USD/INR: Daily Chart
US Dollar PRICE Today
The table below shows the percentage change of US Dollar (USD) against listed major currencies today. US Dollar was the strongest against the Euro.
| USD | EUR | GBP | JPY | CAD | AUD | NZD | CHF | |
|---|---|---|---|---|---|---|---|---|
| USD | 0.04% | -0.27% | -0.44% | -0.12% | -0.33% | -0.31% | 0.00% | |
| EUR | -0.04% | -0.32% | -0.49% | -0.15% | -0.37% | -0.36% | -0.06% | |
| GBP | 0.27% | 0.32% | -0.18% | 0.15% | -0.07% | -0.06% | 0.26% | |
| JPY | 0.44% | 0.49% | 0.18% | 0.35% | 0.12% | 0.11% | 0.45% | |
| CAD | 0.12% | 0.15% | -0.15% | -0.35% | -0.21% | -0.20% | 0.11% | |
| AUD | 0.33% | 0.37% | 0.07% | -0.12% | 0.21% | 0.03% | 0.33% | |
| NZD | 0.31% | 0.36% | 0.06% | -0.11% | 0.20% | -0.03% | 0.31% | |
| CHF | -0.00% | 0.06% | -0.26% | -0.45% | -0.11% | -0.33% | -0.31% |
The heat map shows percentage changes of major currencies against each other. The base currency is picked from the left column, while the quote currency is picked from the top row. For example, if you pick the US Dollar from the left column and move along the horizontal line to the Japanese Yen, the percentage change displayed in the box will represent USD (base)/JPY (quote).
RBI FAQs
The role of the Reserve Bank of India (RBI), in its own words, is “..to maintain price stability while keeping in mind the objective of growth.” This involves maintaining the inflation rate at a stable 4% level primarily using the tool of interest rates. The RBI also maintains the exchange rate at a level that will not cause excess volatility and problems for exporters and importers, since India’s economy is heavily reliant on foreign trade, especially Oil.
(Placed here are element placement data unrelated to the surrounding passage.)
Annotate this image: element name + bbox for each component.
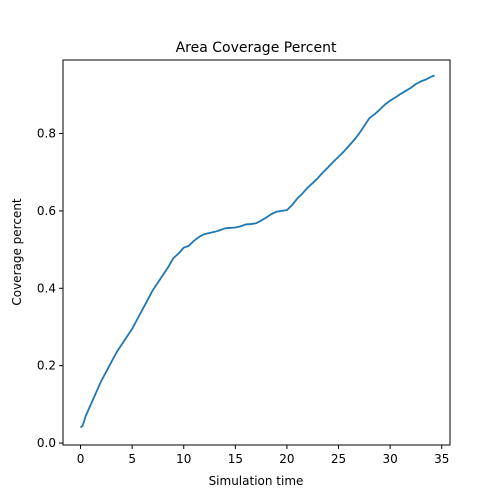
x-tick-label: 5 — [128, 452, 136, 466]
x-tick-label: 35 — [434, 452, 449, 466]
chart-title: Area Coverage Percent — [176, 40, 337, 56]
y-tick-label: 0.0 — [37, 436, 56, 450]
x-tick-label: 25 — [331, 452, 346, 466]
x-tick-label: 30 — [383, 452, 398, 466]
plot-area — [79, 74, 435, 429]
x-tick-label: 0 — [77, 452, 85, 466]
y-axis-title: Coverage percent — [10, 198, 24, 306]
y-tick-label: 0.4 — [37, 281, 56, 295]
y-axis: 0.0 0.2 0.4 0.6 0.8 — [37, 127, 63, 450]
y-tick-label: 0.2 — [37, 359, 56, 373]
x-tick-label: 20 — [279, 452, 294, 466]
x-axis: 0 5 10 15 20 25 30 35 — [77, 445, 449, 466]
y-tick-label: 0.6 — [37, 204, 56, 218]
y-tick-label: 0.8 — [37, 127, 56, 141]
plot-frame — [62, 59, 451, 446]
x-tick-label: 10 — [176, 452, 191, 466]
series-line — [79, 74, 435, 429]
x-tick-label: 15 — [228, 452, 243, 466]
x-axis-title: Simulation time — [209, 474, 304, 488]
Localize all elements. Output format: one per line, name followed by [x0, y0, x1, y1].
The RBI formally meets at six bi-monthly meetings a year to discuss its monetary policy and, if necessary, adjust interest rates. When inflation is too high (above its 4% target), the RBI will normally raise interest rates to deter borrowing and spending, which can support the Rupee (INR). If inflation falls too far below target, the RBI might cut rates to encourage more lending, which can be negative for INR.
Due to the importance of trade to the economy, the Reserve Bank of India (RBI) actively intervenes in FX markets to maintain the exchange rate within a limited range. It does this to ensure Indian importers and exporters are not exposed to unnecessary currency risk during periods of FX volatility. The RBI buys and sells Rupees in the spot market at key levels, and uses derivatives to hedge its positions.